Durch das Aufsehen, das die Affäre Dr. Lübke/Frau Prof. Faßbinder erregt hat, bin ich erst darauf gekommen, welche große Bedeutung Orden immer noch haben.

In diesem Zusammenhang werden die Vorbehalte, die der Düsseldorfer Verfassungsschutz gegen die Verleihung des französischen Ordens an die 76jährige Pazifistin hatte, meist falsch dargestellt. Keineswegs wollte er damit einer "Verwelschung" entgegentreten, die durch etwaige weitere Übersetzungen von Werken Paul Claudels um sich greifen könnte. Auch hat nicht etwa der Verfassungsschutz in ihren bisherigen Übertragungen Fehler entdeckt, vor denen er unsere Claudel-Freunde bewahren wollte. Man überschätzt unseren Verfassungsschutz da wohl etwas. Dem ging es dabei um nichts als um unsere Staatssicherheit.

Was aber den Bundespräsidenten anbelangt – da liegt die Sache ganz anders, als mancher wähnt.
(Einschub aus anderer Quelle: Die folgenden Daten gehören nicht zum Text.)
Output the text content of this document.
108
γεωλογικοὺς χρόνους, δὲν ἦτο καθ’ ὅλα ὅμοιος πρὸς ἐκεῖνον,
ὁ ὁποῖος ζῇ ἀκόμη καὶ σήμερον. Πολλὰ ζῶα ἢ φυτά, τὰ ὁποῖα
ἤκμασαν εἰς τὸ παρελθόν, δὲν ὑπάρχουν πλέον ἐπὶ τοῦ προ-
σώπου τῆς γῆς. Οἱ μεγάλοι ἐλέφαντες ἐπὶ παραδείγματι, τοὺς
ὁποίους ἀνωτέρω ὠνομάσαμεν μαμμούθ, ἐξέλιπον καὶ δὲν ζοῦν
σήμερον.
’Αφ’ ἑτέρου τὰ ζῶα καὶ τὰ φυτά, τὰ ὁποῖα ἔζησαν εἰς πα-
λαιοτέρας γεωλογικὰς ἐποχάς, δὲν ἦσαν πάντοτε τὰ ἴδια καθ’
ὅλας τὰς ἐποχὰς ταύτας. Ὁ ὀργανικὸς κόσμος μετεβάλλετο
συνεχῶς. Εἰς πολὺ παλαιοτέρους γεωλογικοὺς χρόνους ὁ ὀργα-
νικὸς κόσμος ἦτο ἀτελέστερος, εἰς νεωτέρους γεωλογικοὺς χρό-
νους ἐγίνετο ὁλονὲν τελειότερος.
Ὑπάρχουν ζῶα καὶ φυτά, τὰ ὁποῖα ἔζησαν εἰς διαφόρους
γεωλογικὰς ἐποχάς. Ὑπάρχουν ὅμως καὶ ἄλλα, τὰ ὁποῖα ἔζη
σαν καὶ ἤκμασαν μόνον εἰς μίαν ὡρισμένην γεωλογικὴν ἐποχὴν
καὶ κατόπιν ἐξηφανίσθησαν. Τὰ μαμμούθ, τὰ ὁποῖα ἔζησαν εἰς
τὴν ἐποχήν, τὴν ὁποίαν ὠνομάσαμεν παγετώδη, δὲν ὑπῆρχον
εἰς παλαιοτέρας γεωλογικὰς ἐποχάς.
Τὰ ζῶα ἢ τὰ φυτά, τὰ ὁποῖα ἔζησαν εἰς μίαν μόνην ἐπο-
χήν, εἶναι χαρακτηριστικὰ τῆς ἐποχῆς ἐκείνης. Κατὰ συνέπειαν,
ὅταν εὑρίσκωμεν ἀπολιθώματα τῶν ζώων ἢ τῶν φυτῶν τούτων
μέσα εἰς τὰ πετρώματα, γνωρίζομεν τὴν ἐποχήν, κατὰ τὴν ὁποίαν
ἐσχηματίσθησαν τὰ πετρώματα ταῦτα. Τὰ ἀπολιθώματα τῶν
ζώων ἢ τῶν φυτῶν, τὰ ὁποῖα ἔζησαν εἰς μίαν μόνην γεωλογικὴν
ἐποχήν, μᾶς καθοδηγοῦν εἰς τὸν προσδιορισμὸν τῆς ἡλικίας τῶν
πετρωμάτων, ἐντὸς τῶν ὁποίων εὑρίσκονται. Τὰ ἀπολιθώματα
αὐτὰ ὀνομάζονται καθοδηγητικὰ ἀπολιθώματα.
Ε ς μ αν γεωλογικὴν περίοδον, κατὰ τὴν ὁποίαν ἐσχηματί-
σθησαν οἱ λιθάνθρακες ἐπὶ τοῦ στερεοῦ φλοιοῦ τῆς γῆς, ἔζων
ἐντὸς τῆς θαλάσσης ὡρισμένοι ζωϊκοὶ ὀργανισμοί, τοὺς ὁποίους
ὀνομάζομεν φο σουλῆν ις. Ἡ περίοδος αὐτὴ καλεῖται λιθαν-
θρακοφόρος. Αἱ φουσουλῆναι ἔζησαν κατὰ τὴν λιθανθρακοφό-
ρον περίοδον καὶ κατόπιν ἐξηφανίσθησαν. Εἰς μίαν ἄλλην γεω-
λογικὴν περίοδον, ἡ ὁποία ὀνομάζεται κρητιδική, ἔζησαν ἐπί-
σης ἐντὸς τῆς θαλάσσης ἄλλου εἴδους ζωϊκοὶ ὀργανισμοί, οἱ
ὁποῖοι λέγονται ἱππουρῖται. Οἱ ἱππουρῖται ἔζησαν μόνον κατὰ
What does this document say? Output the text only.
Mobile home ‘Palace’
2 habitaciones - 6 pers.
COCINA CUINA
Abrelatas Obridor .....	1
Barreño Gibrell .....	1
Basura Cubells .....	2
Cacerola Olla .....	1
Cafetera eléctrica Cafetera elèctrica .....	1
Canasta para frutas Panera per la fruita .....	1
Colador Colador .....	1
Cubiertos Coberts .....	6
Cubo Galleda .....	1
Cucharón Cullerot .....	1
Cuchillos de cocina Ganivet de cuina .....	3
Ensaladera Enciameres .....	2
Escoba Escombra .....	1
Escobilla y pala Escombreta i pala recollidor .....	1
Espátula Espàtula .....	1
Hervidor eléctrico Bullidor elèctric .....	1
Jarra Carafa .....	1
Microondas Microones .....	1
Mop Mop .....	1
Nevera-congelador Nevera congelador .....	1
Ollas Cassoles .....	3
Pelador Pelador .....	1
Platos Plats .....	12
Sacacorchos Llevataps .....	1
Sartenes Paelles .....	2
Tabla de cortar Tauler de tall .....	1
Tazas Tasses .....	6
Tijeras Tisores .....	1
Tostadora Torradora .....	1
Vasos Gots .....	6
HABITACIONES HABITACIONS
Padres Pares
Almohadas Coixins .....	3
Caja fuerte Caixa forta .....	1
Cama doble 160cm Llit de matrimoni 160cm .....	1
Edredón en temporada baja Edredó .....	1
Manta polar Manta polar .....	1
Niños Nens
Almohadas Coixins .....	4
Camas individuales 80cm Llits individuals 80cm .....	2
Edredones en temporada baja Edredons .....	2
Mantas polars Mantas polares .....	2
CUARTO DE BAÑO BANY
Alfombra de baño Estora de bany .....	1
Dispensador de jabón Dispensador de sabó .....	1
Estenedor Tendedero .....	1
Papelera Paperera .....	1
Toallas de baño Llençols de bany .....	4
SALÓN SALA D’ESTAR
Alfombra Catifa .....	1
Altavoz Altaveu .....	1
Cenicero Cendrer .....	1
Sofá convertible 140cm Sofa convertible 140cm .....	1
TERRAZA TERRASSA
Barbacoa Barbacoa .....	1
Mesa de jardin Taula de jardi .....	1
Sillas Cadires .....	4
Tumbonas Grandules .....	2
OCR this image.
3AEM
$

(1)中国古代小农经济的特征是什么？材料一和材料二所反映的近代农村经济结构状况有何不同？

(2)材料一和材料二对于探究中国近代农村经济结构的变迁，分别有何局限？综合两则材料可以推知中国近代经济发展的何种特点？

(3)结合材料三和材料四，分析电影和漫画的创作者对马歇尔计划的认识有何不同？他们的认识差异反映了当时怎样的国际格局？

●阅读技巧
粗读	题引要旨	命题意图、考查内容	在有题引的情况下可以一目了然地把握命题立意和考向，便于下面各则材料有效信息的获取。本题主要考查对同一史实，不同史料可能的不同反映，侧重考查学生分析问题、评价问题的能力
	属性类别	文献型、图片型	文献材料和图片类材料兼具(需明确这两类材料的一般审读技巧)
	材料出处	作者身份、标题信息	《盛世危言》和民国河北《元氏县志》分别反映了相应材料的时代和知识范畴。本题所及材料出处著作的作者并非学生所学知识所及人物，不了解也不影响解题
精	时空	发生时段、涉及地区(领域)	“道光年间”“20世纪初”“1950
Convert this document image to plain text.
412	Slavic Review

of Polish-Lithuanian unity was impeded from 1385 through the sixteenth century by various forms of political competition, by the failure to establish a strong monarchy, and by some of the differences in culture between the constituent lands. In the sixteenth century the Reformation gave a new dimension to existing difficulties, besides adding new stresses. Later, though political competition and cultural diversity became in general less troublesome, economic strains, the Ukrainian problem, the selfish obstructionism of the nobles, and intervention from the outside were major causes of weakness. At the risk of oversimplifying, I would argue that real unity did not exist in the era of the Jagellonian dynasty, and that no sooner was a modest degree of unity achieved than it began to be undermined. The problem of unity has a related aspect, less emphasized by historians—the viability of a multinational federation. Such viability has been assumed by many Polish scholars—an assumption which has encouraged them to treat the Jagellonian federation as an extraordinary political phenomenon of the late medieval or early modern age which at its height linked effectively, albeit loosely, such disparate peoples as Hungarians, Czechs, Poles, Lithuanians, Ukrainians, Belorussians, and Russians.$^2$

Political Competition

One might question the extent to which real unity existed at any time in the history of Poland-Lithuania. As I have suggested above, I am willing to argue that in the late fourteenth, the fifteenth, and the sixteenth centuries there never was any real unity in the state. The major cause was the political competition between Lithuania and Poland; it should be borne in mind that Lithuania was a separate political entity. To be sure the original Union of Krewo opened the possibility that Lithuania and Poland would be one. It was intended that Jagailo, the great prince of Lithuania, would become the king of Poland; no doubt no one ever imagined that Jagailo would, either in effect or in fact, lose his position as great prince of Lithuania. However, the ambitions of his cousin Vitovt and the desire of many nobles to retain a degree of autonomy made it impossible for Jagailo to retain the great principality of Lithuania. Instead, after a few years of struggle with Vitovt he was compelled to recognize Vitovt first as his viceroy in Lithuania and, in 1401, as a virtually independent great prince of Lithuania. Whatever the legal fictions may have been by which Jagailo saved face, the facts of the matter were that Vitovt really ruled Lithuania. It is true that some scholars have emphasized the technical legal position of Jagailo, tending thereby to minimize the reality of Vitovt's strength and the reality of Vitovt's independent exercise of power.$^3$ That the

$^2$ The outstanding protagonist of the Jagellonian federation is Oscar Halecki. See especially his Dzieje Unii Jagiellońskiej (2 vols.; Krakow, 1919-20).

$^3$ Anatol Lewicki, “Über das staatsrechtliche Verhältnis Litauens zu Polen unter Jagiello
Der Bundespräsident hat es, wie so oft, gut gemeint. Er ist nur, wie so oft, falsch verstanden worden. Er wollte Frau Professor Faßbinder nicht kränken. Im Gegenteil. Ihm ist nämlich, so scheint mir, zu später Stunde etwas aufgegangen. Dr. Lübke leidet neuerdings unter einem Überdruß an Orden überhaupt. Wenn man seit Jahren vorwiegend damit beschäftigt ist, solche anzunehmen oder zu verleihen, muß es einmal soweit kommen. Der Bundespräsident kann einfach keine Orden mehr sehen. Ob es das Bundesverdienstkreuz mit oder ohne Stern, ob es das Grubenwehr-Ehrenzeichen ist – sie hängen ihm alle, mit Verlaub gesagt, zum Halse heraus.

Ich vermute, Dr. Lübke ist an Schopenhauer geraten. Das hat meistens Folgen. Schopenhauer hielt ja Orden für eine Art Pleitezeichen des Staates: Wenn der kein Geld habe, Leistungen nach Gebühr zu belohnen, hefte er den Leuten Orden an die Brust.

Orden jeder Art sind Dr. Lübke schon verleidet seit der Sache mit Herrn Bütefisch, dem man einen Orden wieder entziehen mußte, weil er seine Verdienste vorwiegend im Dritten Reich erworben hatte. Dann gab es die Aufregung um Loni Schmidt, die Friseuse von Frau Lübke, wegen der Annahme eines madegassischen Ordens. Wenn es nach mir ginge, könnte Herr Bütefisch jede Woche einen Orden verliehen bekommen. Und Loni Schmidt müßte noch einen libanesischen Orden dazu bekommen; vielleicht eine goldene Brennschere mit Schärpe.

Dem Bundespräsidenten ist die Fragwürdigkeit der ganzen Ordensverleihung überhaupt bewußt geworden. Mißbilligend betrachtet er die wilde Ordensgier.